In the last three months the FTSE 100 has fallen by over 7%. That’s a hugely disappointing performance that has wiped out all of the gains made during the 2017 calendar year. And with the index recently moving below the psychological 7,000 level, investor sentiment doesn’t seem to be picking up.
Of course, whenever there is a fall in share prices it can present a buying opportunity. The aim for all investors is to buy shares when they’re low and sell when they’re much higher. However, for any stock to trade at a low level, there must be a reason. Without risks or negative news flow, all stocks would be likely to trade at high levels all of the time.
The current scenario facing the stock market is an uncertain future in a number of areas. Inflation continues to be a potential difficulty as the world economy moves from a decade-long deflationary period to one which could be characterised by faster price rises.
There are also concerns surrounding the response of policymakers to the threat of inflation, with interest rate rises having the potential to cool inflation. At the same time though, they could hurt economic growth prospects. And with progress seemingly being made on Brexit talks, a stronger pound could hurt the FTSE 100’s performance over the coming months.
While there are risks facing investors at the present time, the current situation is no different than any other period in that respect. Therefore, utilising investment principles which have been successful in the past could be a sound means of generating relatively strong returns over the long run.

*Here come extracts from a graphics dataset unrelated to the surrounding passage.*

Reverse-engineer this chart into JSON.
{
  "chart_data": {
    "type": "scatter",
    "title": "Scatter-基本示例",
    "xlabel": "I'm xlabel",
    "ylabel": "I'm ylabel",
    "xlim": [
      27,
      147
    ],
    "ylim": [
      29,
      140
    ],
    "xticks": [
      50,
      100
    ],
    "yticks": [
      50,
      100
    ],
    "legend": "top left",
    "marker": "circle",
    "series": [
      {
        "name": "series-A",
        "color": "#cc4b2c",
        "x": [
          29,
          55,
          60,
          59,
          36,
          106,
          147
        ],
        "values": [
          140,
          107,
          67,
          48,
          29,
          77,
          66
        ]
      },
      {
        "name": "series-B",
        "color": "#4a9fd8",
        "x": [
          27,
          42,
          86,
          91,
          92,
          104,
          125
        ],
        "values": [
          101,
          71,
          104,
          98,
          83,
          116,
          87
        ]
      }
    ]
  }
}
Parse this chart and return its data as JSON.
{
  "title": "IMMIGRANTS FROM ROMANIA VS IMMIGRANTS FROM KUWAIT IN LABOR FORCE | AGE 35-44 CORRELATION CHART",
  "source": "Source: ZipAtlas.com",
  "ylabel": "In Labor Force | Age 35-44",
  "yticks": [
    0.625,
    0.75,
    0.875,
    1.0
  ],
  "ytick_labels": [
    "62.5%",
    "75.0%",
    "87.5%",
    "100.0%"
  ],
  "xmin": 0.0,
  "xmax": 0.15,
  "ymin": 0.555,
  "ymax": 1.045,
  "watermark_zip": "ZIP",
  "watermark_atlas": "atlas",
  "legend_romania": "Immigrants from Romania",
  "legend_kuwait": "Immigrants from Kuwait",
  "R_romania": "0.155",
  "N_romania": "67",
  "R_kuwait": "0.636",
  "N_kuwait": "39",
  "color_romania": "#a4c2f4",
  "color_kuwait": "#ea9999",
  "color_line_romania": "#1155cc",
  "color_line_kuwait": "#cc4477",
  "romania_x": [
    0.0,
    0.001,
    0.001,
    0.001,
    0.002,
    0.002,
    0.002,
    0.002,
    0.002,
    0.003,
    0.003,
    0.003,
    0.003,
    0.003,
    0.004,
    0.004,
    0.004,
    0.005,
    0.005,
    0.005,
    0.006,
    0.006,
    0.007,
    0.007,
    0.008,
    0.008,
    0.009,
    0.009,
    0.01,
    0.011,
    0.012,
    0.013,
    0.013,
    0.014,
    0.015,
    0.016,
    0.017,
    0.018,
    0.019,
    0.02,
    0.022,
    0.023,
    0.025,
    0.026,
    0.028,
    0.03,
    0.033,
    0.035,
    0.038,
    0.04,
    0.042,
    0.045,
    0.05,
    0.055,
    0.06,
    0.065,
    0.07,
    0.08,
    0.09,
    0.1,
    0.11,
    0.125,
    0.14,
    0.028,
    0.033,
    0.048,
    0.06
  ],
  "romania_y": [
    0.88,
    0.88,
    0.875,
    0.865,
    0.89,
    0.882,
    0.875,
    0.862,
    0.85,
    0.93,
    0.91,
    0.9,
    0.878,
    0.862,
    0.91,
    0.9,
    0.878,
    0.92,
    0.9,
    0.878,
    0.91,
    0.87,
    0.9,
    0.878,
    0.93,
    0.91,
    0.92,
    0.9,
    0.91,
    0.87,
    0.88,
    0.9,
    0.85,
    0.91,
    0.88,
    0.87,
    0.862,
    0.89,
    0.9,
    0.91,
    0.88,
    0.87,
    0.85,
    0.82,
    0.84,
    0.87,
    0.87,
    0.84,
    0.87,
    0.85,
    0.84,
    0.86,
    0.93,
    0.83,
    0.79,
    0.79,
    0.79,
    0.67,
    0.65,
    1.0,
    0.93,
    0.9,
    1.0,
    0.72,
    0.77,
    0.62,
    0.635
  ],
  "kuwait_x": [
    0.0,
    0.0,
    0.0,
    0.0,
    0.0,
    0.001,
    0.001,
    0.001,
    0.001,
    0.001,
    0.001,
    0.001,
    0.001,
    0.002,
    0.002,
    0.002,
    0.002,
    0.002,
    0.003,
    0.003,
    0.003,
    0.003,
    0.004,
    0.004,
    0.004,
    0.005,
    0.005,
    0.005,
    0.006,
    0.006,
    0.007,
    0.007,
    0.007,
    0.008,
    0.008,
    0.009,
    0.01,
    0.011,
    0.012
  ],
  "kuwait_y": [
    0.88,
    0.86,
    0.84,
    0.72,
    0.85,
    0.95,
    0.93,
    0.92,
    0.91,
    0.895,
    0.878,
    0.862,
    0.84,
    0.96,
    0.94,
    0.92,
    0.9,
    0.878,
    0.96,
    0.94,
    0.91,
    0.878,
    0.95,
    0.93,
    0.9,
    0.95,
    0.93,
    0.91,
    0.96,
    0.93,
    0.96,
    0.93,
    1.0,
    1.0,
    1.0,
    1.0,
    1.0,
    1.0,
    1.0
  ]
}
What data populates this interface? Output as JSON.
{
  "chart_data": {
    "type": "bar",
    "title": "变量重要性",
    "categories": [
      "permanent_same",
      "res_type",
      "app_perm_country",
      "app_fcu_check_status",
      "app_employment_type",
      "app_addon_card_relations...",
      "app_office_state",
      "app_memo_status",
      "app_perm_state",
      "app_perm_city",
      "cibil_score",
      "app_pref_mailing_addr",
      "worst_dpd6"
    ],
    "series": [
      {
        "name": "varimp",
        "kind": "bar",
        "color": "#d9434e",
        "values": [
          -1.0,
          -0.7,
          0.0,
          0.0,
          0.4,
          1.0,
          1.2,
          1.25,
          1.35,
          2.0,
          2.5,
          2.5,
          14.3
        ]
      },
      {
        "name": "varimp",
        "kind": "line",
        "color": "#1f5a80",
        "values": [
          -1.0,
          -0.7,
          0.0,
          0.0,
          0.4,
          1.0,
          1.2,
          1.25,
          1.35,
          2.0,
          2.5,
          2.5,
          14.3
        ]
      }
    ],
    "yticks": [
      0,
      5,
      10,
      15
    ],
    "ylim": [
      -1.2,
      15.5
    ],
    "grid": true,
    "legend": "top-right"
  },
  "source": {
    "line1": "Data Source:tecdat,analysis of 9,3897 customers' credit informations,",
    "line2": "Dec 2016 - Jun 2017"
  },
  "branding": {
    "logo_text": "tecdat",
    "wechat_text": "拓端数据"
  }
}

For example, a number of large-caps now offer wide margins of safety. In the tobacco, utility and healthcare sectors there are high yields, low price-to-earnings (P/E) ratios and businesses with strong growth outlooks. They all face uncertain futures and come with various risks But buying them while they’re trading at a low ebb could lead to high returns.
Similarly, the banking sector could offer investment opportunities. With interest rates set to rise, the potential for improved profitability could be high. Yet many of the challenger banks and larger stocks in the sector offer low valuations. And while Brexit is contributing to a squeeze on consumer disposable incomes in real terms, retail stocks with sound balance sheets and innovative strategies could offer high, albeit volatile, returns in the long run.
At the present time, there doesn’t seem to be a ‘magic bullet’ which will ensure high returns for an investor. However, by focusing on valuations, financial strength, dividends and growth potential, it’s possible to generate high returns in the long run. The recent decline in share prices may continue over the course of the year. Therefore, buying opportunities could be plentiful for investors who are happy to take a long-term approach.